Simon Torracinta, 2022-23 HOPE Center Visiting Scholar

Simon Torracinta
Simon Torracinta

Economists today normally do not concern themselves with wants, with why people spend money on this rather than that or why they engage in one behavior over another.

But as Simon Torracinta, a 2022-23 HOPE Center visiting scholar, points out, there was a time when economists were very much involved in discussions about why people want what they do—discussions not only among themselves but also with psychologists and other social scientists.

“Toward the end of the nineteenth and beginning of the twentieth centuries, economists were heavily engaged in an interdisciplinary and open dialogue about human desires and wants,” Simon explains.

A PhD candidate at Yale, Simon is writing a dissertation about the fundamental transformation in the conceptualization and scientific investigation of human wants and desires in the early twentieth century.

Up until around 1900, he says, economists and psychologists subscribed to a richer account of human motivation, talking of such things as satiation and pleasure.

“These older accounts of desire were more spiritual and introspective, but, for better or worse, they gave way in the 1910s and 1920s to what I think of as behavioristic approaches to the understanding of motivation,” Simon explains.

In short, economists and psychologists decided to shun what they could not observe—the internal emotional and mental conflicts and considerations that are behind many of the decisions people make—and accept as legitimate only those things that they could measure.

For economists, that meant relying on prices to determine what people want and value.

“It was all part of a push to become more scientific,” Simon explains.

But, he adds, there was a political dimension as well.

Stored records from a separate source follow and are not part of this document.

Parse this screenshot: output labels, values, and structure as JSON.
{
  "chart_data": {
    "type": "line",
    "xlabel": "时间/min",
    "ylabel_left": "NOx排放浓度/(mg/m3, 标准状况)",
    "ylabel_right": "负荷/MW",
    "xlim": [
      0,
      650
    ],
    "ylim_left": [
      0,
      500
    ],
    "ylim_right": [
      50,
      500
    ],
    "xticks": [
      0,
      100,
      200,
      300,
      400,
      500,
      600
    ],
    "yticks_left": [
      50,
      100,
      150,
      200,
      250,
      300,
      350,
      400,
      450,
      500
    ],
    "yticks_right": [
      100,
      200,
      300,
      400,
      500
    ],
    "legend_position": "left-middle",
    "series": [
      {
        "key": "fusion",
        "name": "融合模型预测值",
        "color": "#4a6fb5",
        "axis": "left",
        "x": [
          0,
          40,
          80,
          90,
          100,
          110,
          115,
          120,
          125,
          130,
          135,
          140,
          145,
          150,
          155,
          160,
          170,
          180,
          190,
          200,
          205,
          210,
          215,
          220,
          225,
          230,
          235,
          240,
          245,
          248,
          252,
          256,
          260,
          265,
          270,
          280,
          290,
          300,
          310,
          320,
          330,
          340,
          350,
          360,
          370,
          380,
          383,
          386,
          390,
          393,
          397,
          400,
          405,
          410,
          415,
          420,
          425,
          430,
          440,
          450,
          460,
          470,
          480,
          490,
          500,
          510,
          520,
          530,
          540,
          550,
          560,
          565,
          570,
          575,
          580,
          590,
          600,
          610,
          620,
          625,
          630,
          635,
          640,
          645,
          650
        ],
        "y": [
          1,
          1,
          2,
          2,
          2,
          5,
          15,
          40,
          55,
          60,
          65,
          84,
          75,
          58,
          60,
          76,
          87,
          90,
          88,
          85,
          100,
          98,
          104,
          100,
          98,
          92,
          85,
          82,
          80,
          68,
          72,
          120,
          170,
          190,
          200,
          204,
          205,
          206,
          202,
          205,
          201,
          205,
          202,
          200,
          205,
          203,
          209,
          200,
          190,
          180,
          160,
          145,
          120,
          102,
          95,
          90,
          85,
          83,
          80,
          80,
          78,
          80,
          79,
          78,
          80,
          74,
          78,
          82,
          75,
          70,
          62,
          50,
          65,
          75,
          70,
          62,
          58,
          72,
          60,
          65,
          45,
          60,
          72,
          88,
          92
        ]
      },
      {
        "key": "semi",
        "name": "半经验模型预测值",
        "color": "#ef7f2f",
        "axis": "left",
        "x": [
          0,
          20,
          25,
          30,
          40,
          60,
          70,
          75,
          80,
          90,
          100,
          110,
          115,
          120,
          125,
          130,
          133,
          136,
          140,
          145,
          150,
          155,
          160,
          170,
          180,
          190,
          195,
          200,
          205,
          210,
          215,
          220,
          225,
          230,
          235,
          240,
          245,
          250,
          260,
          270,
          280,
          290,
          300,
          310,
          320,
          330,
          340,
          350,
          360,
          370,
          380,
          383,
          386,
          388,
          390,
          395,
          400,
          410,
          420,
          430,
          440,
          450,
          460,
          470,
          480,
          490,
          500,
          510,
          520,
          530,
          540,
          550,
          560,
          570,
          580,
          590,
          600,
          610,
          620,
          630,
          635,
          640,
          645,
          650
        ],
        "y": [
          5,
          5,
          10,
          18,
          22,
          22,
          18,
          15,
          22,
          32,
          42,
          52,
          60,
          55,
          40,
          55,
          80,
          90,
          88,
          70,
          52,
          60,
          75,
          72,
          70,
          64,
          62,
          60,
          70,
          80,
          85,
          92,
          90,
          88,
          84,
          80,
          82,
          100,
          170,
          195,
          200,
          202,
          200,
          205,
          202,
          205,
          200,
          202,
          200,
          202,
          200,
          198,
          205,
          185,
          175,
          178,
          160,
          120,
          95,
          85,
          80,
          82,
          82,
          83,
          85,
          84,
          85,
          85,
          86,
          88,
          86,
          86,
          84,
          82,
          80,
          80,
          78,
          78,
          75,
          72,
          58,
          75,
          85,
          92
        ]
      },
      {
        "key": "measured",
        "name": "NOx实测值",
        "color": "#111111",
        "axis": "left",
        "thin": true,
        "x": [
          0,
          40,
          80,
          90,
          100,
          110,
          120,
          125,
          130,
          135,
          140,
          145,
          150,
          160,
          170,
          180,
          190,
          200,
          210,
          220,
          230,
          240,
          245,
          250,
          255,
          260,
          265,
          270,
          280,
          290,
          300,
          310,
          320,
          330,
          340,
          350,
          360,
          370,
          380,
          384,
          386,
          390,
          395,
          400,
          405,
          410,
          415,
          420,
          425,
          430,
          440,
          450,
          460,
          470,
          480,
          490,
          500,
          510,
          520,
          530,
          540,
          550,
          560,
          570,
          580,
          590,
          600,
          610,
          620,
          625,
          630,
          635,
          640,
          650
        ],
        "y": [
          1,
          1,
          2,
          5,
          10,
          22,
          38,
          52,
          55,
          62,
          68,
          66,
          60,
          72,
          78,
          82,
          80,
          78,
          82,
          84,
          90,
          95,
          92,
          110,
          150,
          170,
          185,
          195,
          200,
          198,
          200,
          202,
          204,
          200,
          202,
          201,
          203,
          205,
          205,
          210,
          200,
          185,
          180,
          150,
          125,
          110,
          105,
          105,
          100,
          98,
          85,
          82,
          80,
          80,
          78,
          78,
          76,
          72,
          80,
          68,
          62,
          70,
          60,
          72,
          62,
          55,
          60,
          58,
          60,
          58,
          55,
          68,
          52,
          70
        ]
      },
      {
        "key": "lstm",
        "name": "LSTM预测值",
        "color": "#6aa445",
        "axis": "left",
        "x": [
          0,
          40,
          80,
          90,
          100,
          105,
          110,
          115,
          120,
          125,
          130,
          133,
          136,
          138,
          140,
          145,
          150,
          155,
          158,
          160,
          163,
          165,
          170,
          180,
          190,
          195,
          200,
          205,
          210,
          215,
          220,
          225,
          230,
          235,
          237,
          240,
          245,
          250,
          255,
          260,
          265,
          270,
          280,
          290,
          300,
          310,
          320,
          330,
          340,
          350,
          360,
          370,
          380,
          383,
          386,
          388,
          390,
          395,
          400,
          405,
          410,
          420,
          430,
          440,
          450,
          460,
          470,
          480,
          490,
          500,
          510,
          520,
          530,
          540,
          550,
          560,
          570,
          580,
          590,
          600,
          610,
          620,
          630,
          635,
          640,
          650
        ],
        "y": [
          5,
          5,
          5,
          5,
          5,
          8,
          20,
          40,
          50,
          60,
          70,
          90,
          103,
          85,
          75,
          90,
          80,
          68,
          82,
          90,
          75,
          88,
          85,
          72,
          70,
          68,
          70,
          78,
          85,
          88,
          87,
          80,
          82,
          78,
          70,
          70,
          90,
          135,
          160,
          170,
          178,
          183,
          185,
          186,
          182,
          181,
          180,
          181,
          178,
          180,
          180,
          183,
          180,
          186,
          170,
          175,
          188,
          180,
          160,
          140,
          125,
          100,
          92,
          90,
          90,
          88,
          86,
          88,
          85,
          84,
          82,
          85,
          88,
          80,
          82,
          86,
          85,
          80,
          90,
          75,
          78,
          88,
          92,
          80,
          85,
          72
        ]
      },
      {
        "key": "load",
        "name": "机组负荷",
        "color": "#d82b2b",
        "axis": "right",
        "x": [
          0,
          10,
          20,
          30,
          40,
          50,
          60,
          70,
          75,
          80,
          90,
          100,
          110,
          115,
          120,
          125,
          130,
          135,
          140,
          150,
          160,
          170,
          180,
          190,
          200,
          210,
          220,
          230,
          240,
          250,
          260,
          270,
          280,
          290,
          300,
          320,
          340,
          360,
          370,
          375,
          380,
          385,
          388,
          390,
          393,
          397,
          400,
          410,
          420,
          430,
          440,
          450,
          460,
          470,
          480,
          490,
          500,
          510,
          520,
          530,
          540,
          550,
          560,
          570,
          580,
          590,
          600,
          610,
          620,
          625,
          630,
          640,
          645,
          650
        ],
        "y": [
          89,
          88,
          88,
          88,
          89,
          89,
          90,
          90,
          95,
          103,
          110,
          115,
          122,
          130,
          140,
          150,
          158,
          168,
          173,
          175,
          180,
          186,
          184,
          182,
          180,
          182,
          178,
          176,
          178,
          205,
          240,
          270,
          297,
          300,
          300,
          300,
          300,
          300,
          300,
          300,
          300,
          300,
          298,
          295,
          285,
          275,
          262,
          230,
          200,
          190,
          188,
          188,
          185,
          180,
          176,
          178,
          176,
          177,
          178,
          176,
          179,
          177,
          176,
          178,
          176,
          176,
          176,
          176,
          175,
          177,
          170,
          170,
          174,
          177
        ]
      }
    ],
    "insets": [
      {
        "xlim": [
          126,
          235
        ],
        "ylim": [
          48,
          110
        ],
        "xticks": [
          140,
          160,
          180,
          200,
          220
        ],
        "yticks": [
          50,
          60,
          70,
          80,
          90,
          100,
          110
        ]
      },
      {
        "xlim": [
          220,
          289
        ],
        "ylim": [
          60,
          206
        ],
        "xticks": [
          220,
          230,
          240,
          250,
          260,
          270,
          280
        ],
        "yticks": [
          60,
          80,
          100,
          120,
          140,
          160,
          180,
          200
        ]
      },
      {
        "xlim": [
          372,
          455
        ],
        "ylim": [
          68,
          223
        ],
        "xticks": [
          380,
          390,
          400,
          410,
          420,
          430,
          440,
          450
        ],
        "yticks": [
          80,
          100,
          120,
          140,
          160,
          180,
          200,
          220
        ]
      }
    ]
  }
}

“This was at a time when many people were giving serious consideration to socialism as a viable economic system. A focus on prices allowed economists to argue against such things as central planning.”

At Yale, Simon is in the Program in the History of Science and Medicine. His dissertation advisor has encouraged him to look at what went unsaid as economists and psychologists turned from introspective evidence to observable phenomena such as prices and grocery bills.

“What was the utility, so to speak, of having a narrow account of human motivation?”

While at Duke, Simon plans to consult several collections in the Economists’ Papers Archive, housed in the Rubenstein Library. Among them are the papers of Tibor Scitovsky, the Hungarian-born US economist who published such works as The Joyless Economy: An Inquiry into Human Satisfaction and Consumer Dissatisfaction.

After two-plus years of the pandemic, Simon is grateful to connect again with a community of colleagues interested in similar topics.

“Plus it’s been great talking with people who have a wider knowledge of how economics evolved over the past hundred years, who can comment on my work in the context of where economics has gone since the early years of the twentieth century.”

Simon plans to finish his dissertation and enter the job market this spring.